What are social problems in the RPSC syllabus?

Social problems in the RPSC syllabus are structurally harmful conditions, such as dowry, divorce-related distress, corruption, poverty, prostitution, unemployment, and drug addiction, that affect large sections of society and demand public correction. According to Census 2011 Table C-02 on marital status, India recorded 35,35,202 separated persons, a useful reminder that family and social distress appears in official demographic data as well as in sociological theory.

A social problem is a condition that is harmful to a significant portion of society and that most community members agree should be corrected. In the Indian context, social problems often intersect with economic deprivation, gender inequality, caste hierarchies, and governance failures.

The RPSC 2026 syllabus explicitly lists seven social problems under Topic 44: dowry, divorce, corruption, poverty, prostitution, unemployment, and drug addiction. PYQ data confirms that corruption, poverty, and dowry have been the most frequently asked sub-domains (2021: definition of political corruption - 2m; 2023: demerits of dowry - 2m; 2023: culture of poverty - 2m; 2023: casual employment - 2m).
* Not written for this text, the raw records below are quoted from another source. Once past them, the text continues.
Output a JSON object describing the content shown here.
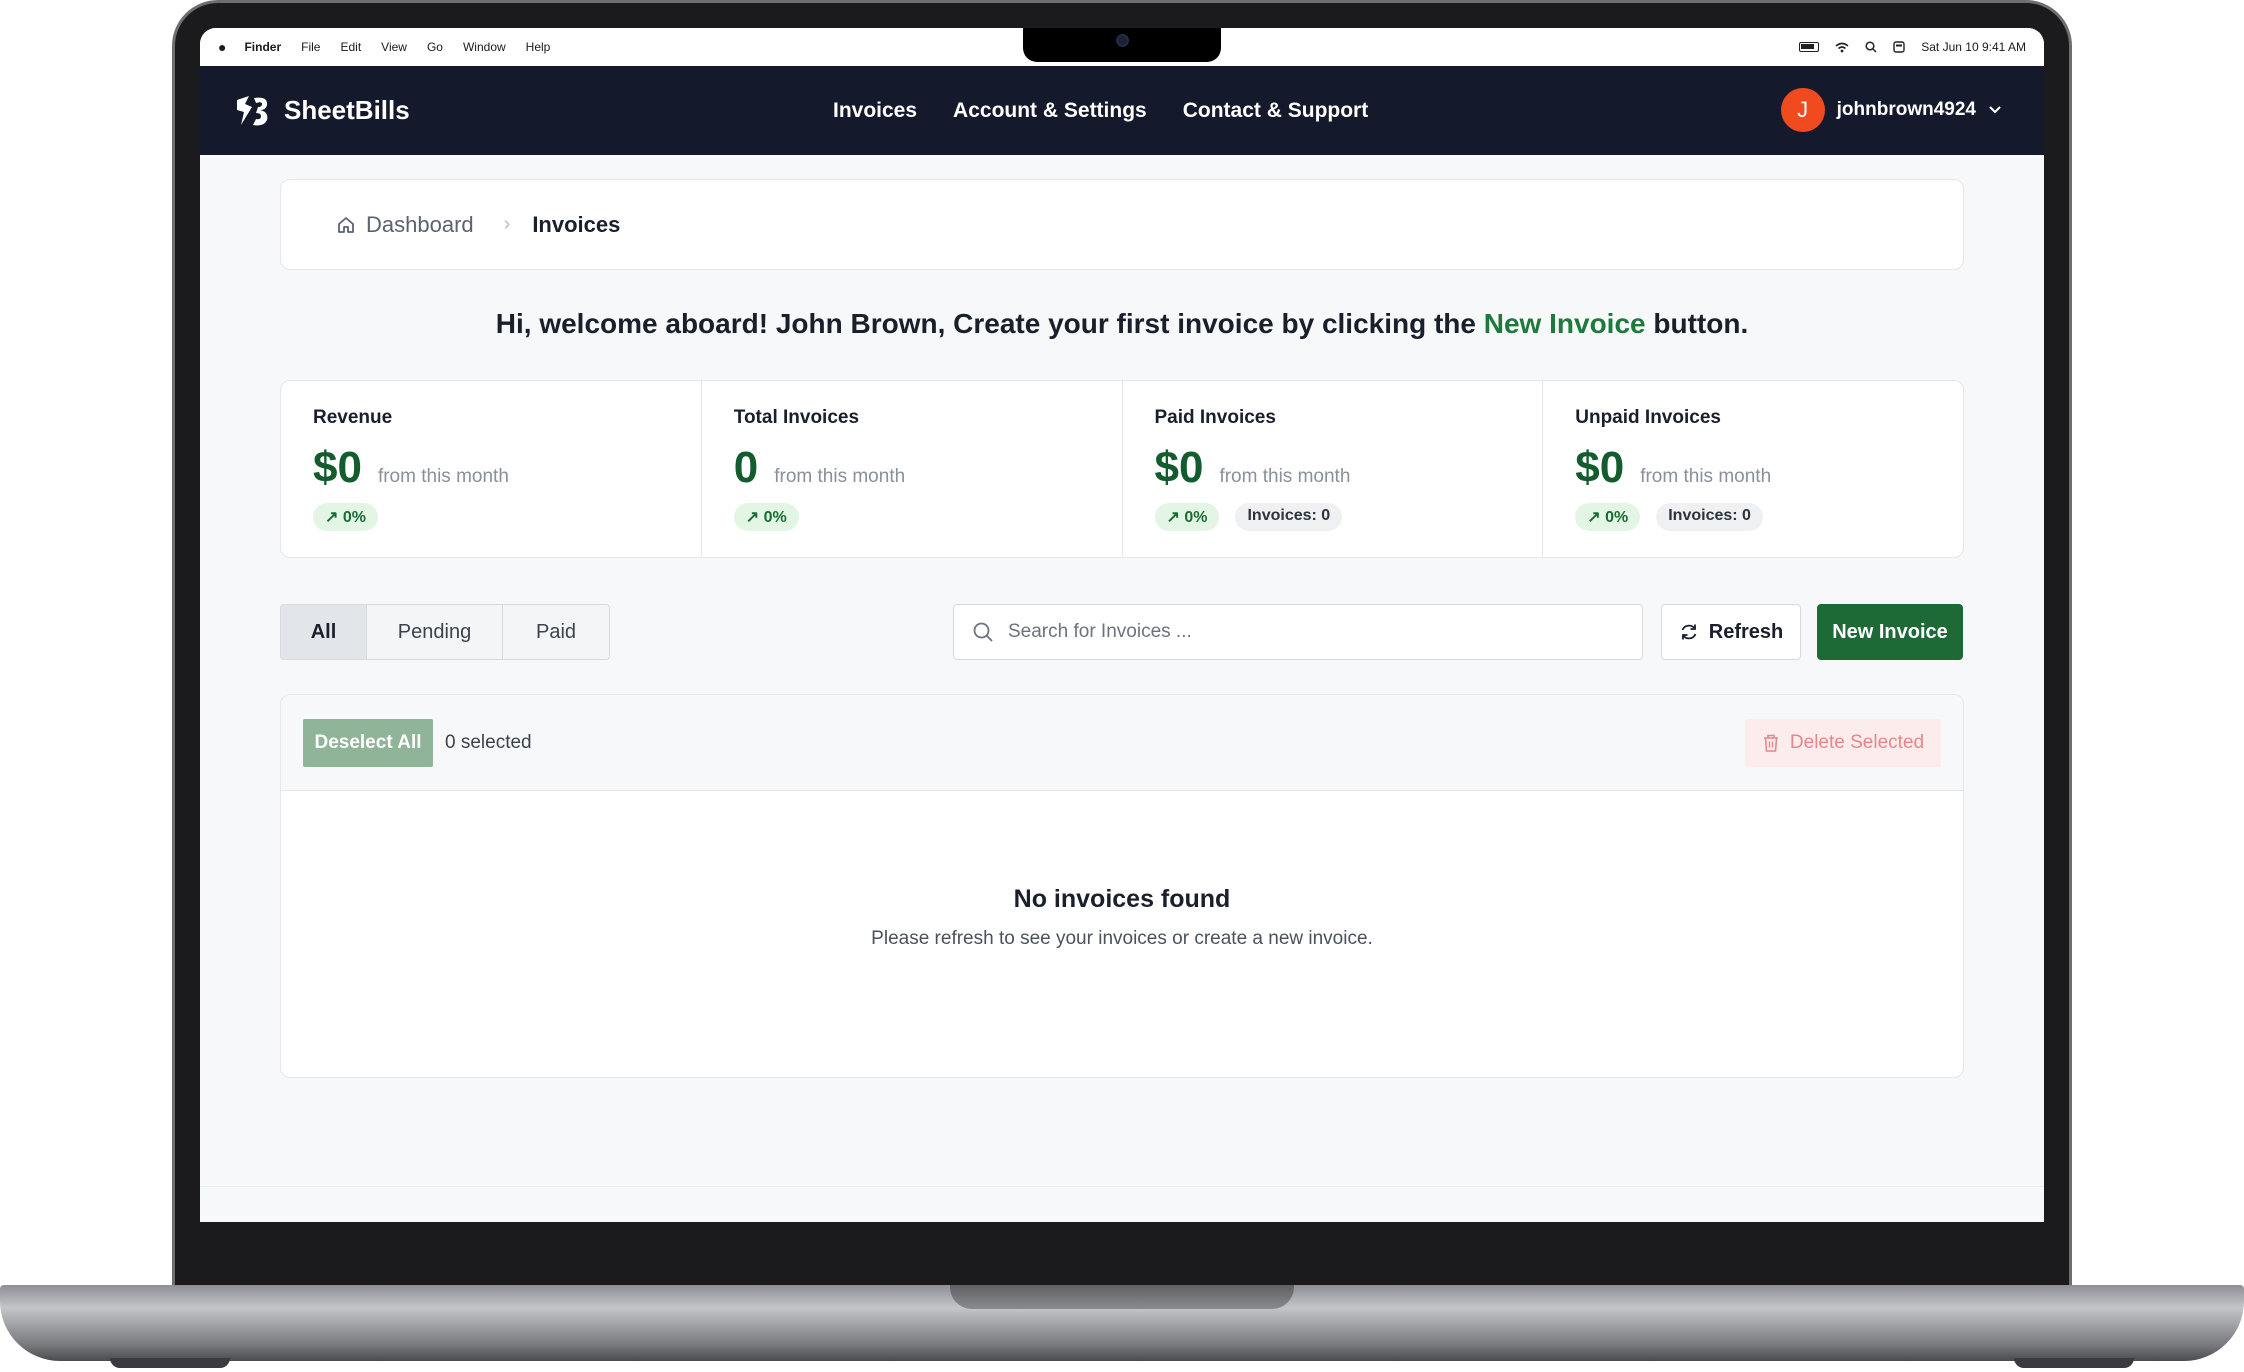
{
  "menubar": {
    "apple": "",
    "items": [
      "Finder",
      "File",
      "Edit",
      "View",
      "Go",
      "Window",
      "Help"
    ],
    "datetime": "Sat Jun 10  9:41 AM"
  },
  "brand": {
    "name": "SheetBills"
  },
  "nav": {
    "invoices": "Invoices",
    "account": "Account & Settings",
    "support": "Contact & Support"
  },
  "user": {
    "initial": "J",
    "username": "johnbrown4924"
  },
  "breadcrumb": {
    "home": "Dashboard",
    "current": "Invoices"
  },
  "welcome": {
    "before": "Hi, welcome aboard! John Brown, Create your first invoice by clicking the ",
    "accent": "New Invoice",
    "after": " button."
  },
  "stats": [
    {
      "label": "Revenue",
      "value": "$0",
      "sub": "from this month",
      "change": "0%",
      "extra": ""
    },
    {
      "label": "Total Invoices",
      "value": "0",
      "sub": "from this month",
      "change": "0%",
      "extra": ""
    },
    {
      "label": "Paid Invoices",
      "value": "$0",
      "sub": "from this month",
      "change": "0%",
      "extra": "Invoices: 0"
    },
    {
      "label": "Unpaid Invoices",
      "value": "$0",
      "sub": "from this month",
      "change": "0%",
      "extra": "Invoices: 0"
    }
  ],
  "filters": {
    "all": "All",
    "pending": "Pending",
    "paid": "Paid"
  },
  "search": {
    "placeholder": "Search for Invoices ..."
  },
  "actions": {
    "refresh": "Refresh",
    "new_invoice": "New Invoice"
  },
  "list": {
    "deselect": "Deselect All",
    "selected": "0 selected",
    "delete": "Delete Selected",
    "empty_title": "No invoices found",
    "empty_sub": "Please refresh to see your invoices or create a new invoice."
  },
  "colors": {
    "brand_green": "#1d6a36",
    "header_bg": "#141a2b",
    "avatar": "#f04a1f"
  }
}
Sociological framework: C. Wright Mills (1959) distinguished between "personal troubles" and "public issues". What appears to be an individual's failing (e.g., unemployment) is often a structural problem (insufficient jobs in the economy). This Mills framework underpins how RPSC examiners frame questions about social problems.
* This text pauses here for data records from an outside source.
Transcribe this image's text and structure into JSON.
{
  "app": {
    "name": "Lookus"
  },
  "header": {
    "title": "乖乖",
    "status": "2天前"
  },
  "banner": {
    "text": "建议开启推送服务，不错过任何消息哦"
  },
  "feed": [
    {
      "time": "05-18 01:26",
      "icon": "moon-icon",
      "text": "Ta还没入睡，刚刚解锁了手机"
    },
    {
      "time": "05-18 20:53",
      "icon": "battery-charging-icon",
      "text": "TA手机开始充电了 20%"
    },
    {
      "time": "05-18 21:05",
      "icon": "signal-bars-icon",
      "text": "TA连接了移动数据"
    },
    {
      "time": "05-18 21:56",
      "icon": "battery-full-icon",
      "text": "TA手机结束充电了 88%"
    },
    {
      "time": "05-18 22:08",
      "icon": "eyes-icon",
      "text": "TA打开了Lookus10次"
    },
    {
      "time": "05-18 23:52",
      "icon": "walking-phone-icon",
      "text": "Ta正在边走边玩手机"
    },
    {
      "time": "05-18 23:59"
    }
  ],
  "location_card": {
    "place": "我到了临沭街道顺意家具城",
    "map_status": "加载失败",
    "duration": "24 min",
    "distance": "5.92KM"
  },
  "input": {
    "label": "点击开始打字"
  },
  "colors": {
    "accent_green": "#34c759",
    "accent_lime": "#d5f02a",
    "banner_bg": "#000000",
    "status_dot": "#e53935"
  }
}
Interrelationships: These problems rarely exist in isolation. Poverty drives families to demand dowry as financial security; unemployment pushes individuals towards drug dependence or prostitution as survival strategies; corruption diverts welfare funds meant to reduce poverty; and divorce rates rise with economic stress and changing gender norms.


Predicted RAS Questions

Based on PYQ trends and 2026 syllabus analysis

1 5M What are the main demerits of the dowry system? State the legal provisions against it. 5 marks · 50 words

Model Answer

Dowry's demerits: (1) female foeticide — daughters seen as liabilities; (2) dowry deaths — 6,450 in 2022 (NCRB); (3) domestic violence — ongoing harassment; (4) debt traps for bride's family. Legal protection: Dowry Prohibition Act 1961 (5 years imprisonment); IPC 498A (cruelty by husband); IPC 304B (dowry death — minimum 7 years).